While it is too early to provide insight into whether or not the OCF model will be successful, I think its preliminary ideas are a step in the right direction, said Rani Khetarpal, MBA, vice president of Oncology Value-Based Partnerships at New Century Health.
Transcipt
What are your early thoughts on the request for information of the Oncology Care First Model?

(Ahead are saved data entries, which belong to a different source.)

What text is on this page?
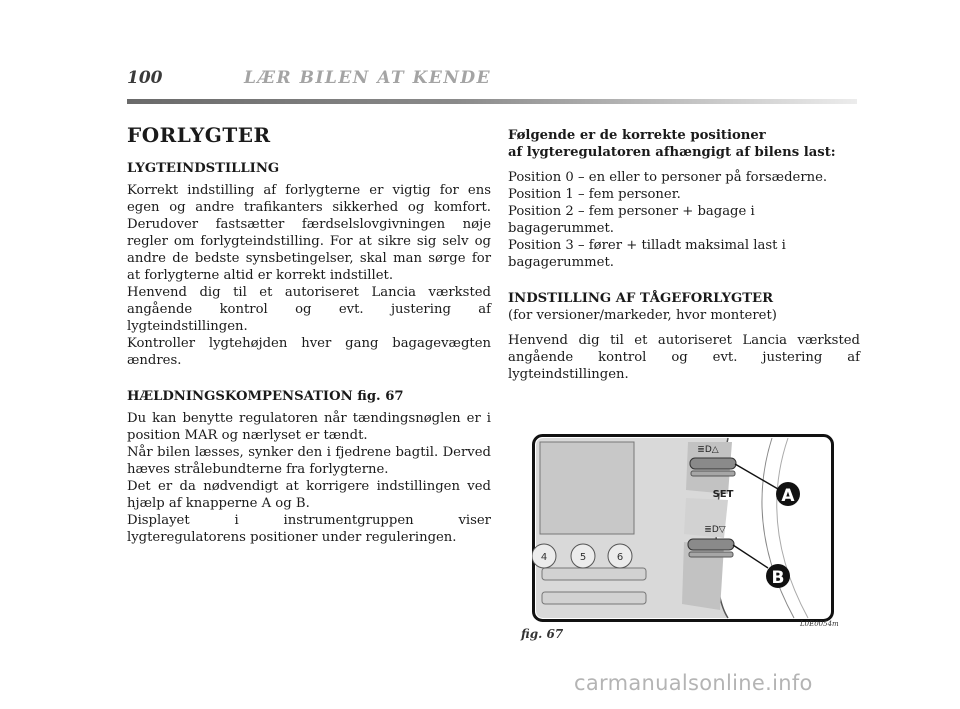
100	LÆR BILEN AT KENDE
FORLYGTER
LYGTEINDSTILLING

Korrekt indstilling af forlygterne er vigtig for ens egen og andre trafikanters sikkerhed og komfort. Derudover fastsætter færdselslovgivningen nøje regler om forlygteindstilling. For at sikre sig selv og andre de bedste synsbetingelser, skal man sørge for at forlygterne altid er korrekt indstillet.

Henvend dig til et autoriseret Lancia værksted angående kontrol og evt. justering af lygteindstillingen.

Kontroller lygtehøjden hver gang bagagevægten ændres.

HÆLDNINGSKOMPENSATION fig. 67

Du kan benytte regulatoren når tændingsnøglen er i position MAR og nærlyset er tændt.

Når bilen læsses, synker den i fjedrene bagtil. Derved hæves strålebundterne fra forlygterne.

Det er da nødvendigt at korrigere indstillingen ved hjælp af knapperne A og B.

Displayet i instrumentgruppen viser lygteregulatorens positioner under reguleringen.

Følgende er de korrekte positioner
af lygteregulatoren afhængigt af bilens last:
Position 0 – en eller to personer på forsæderne.
Position 1 – fem personer.
Position 2 – fem personer + bagage i bagagerummet.
Position 3 – fører + tilladt maksimal last i bagagerummet.
INDSTILLING AF TÅGEFORLYGTER
(for versioner/markeder, hvor monteret)

Henvend dig til et autoriseret Lancia værksted angående kontrol og evt. justering af lygteindstillingen.

4	5	6
≣D△
SET
≣D▽
A
B
fig. 67
L0E0054m
carmanualsonline.info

So, I think number 1 is that CMMI [Center for Medicare and Medicaid Innovation] has delivered on their promise of coming up with another model to back up OCM [Oncology Care Model]. They did say that it was going to be a 2-sided risk model, so they stayed true to that. I think there’s a lot that still needs to be discussed and worked out; we’ve only had it for a week. So, today is November 8, this was released on Friday of last week, so just preliminary looking at it, reading through it, and listening to different perspectives at the feedback session, I think there are components of it that are very similar to OCM. They did listen to a couple of different things—I think the biggest buckets that are different is number 1, the MPP [monthly population payment] prospective payment versus the MEOS [monthly enhanced oncology services] payment. One of the questions we have is how is that going to be calculated? Because practices are going to have to rely on that in lieu of fee-for-service payment, and a MEOS payment on top of that, to make sure all of their costs are covered–not only for their actual day-to-day care of the patient, but also for any sort of resources they have to invest in to actually meet the parameters of the model. So, that’s probably 1 of the biggest question marks on people’s minds is how is that payment going to be actually adjudicated and what is the number?

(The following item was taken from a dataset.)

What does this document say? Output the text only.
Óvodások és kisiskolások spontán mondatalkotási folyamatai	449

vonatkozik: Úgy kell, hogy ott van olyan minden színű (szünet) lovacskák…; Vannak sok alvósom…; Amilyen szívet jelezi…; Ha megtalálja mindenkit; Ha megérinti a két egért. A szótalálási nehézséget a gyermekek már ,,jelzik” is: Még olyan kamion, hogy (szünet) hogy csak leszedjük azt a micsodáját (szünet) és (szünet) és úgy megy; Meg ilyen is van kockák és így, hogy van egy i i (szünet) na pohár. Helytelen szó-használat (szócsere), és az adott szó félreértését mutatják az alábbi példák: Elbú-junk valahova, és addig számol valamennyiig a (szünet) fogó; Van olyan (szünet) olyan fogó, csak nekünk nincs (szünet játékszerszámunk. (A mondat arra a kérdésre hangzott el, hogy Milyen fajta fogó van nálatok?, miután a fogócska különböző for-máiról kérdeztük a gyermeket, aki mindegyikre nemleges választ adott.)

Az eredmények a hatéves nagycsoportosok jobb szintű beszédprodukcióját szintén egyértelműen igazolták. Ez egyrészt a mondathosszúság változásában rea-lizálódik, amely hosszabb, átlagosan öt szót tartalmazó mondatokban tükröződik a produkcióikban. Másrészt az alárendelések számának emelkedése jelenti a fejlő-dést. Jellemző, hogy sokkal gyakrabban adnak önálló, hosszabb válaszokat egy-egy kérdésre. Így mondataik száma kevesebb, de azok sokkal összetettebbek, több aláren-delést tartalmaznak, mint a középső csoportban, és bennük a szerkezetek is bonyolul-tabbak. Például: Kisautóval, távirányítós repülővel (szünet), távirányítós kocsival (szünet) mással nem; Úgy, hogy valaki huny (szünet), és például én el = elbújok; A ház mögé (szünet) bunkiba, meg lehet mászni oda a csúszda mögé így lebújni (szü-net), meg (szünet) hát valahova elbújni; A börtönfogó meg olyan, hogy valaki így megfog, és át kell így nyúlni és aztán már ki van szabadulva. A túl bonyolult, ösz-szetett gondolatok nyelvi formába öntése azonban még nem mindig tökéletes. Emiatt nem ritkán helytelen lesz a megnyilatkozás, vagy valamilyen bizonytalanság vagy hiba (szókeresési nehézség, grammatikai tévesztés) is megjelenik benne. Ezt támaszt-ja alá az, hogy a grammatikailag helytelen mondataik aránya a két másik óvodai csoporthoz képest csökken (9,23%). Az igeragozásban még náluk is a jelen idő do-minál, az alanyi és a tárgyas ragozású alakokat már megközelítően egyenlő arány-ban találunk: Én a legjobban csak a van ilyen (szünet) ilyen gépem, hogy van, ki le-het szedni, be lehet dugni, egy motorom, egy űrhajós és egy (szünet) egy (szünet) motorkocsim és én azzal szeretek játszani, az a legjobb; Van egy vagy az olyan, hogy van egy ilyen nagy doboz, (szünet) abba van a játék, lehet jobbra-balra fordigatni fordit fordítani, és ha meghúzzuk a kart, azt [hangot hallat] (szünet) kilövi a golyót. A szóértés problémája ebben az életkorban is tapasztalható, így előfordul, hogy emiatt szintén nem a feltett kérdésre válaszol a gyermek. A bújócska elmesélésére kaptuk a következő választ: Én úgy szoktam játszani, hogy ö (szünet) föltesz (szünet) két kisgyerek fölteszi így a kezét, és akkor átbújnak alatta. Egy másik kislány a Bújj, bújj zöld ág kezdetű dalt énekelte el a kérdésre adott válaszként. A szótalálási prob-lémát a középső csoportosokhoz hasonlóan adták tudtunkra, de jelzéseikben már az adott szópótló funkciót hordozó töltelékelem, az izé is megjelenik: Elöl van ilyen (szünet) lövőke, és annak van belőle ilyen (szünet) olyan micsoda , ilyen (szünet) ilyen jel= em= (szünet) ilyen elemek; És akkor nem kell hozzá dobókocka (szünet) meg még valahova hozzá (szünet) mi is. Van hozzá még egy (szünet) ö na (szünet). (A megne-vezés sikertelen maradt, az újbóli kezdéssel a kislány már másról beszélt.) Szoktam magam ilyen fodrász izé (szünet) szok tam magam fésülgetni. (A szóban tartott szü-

I think there’s still some very complicated formulas involved in the pricing methodology, and I think the word transparency comes to mind of it can be more transparent and we hope that they would be a lot more transparent with how the pricing methodology is determined—that can still be yet to come. I think interestingly enough, the 2 tracks for risk–I like that idea, because there are practices that may have a higher risk tolerance and are able and willing to take that on, and are predicted to have more success in that; but for those practices that don’t fit that high risk model, there is another track you can take. I think that there needs to be some consideration for practices that have dropped out of the model in forcing them into a 2-sided model when they’ve dropped from the model for whatever reason–2 sided risk wasn’t the right way to go or they didn’t have the resources to invest in the model–I don’t think it’s fair for them to jump into a 2-sided risk model. So, I think there needs to be some consideration given to that as well.

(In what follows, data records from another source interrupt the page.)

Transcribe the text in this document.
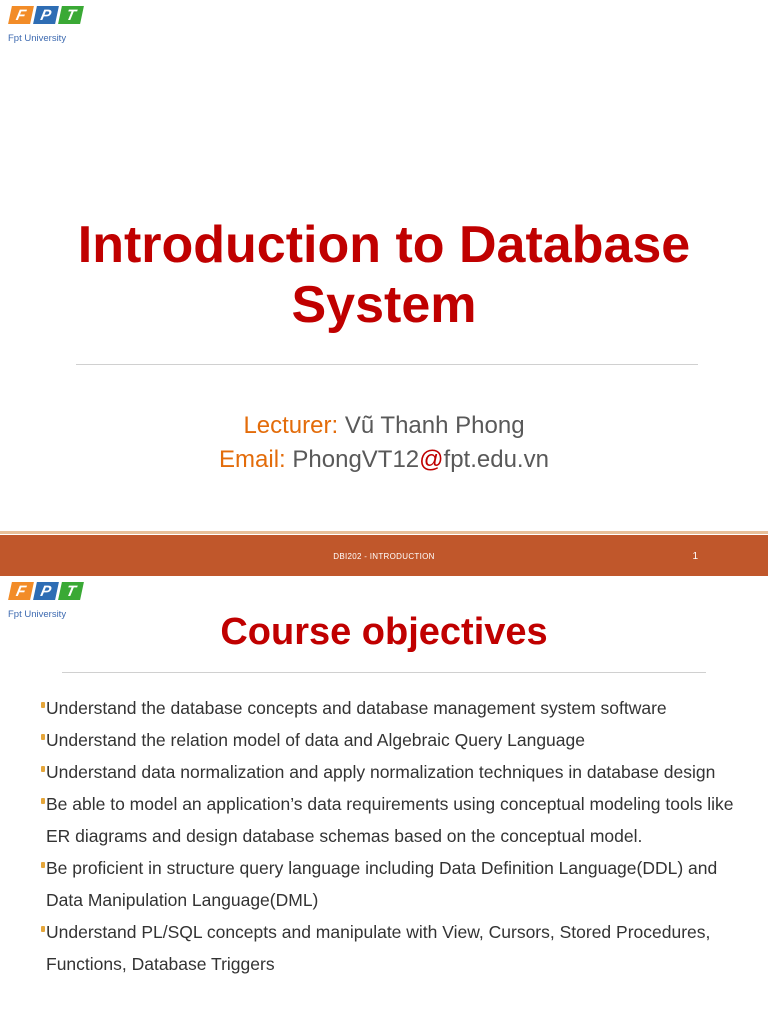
F P T
Fpt University
Introduction to Database
System
Lecturer: Vũ Thanh Phong
Email: PhongVT12@fpt.edu.vn
DBI202 - INTRODUCTION	1
F P T
Fpt University	Course objectives
Understand the database concepts and database management system software
Understand the relation model of data and Algebraic Query Language
Understand data normalization and apply normalization techniques in database design
Be able to model an application’s data requirements using conceptual modeling tools like ER diagrams and design database schemas based on the conceptual model.
Be proficient in structure query language including Data Definition Language(DDL) and Data Manipulation Language(DML)
Understand PL/SQL concepts and manipulate with View, Cursors, Stored Procedures, Functions, Database Triggers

Overall, I think it’s a step in the right direction. I think there are still some things that need to be looked at. I for 1 feel that the way that they have structured it similar to OCM I think is a good thing because you’re not reinventing the wheel, you’re just sort of hopefully improving on it and I'm hoping, and I’m hopeful that—I know the intent of CMMI is to ensure that this model is better than the first iteration of OCM and that more practices are willing to take on that 2-sided risk in making it more attractive for those practices. So, that’s the end result–we’ll see what happens. It’s very very early so once the commenting is done and the actual proposed rule becomes final, I’ll have a lot more insight into whether or not this will be successful for practices.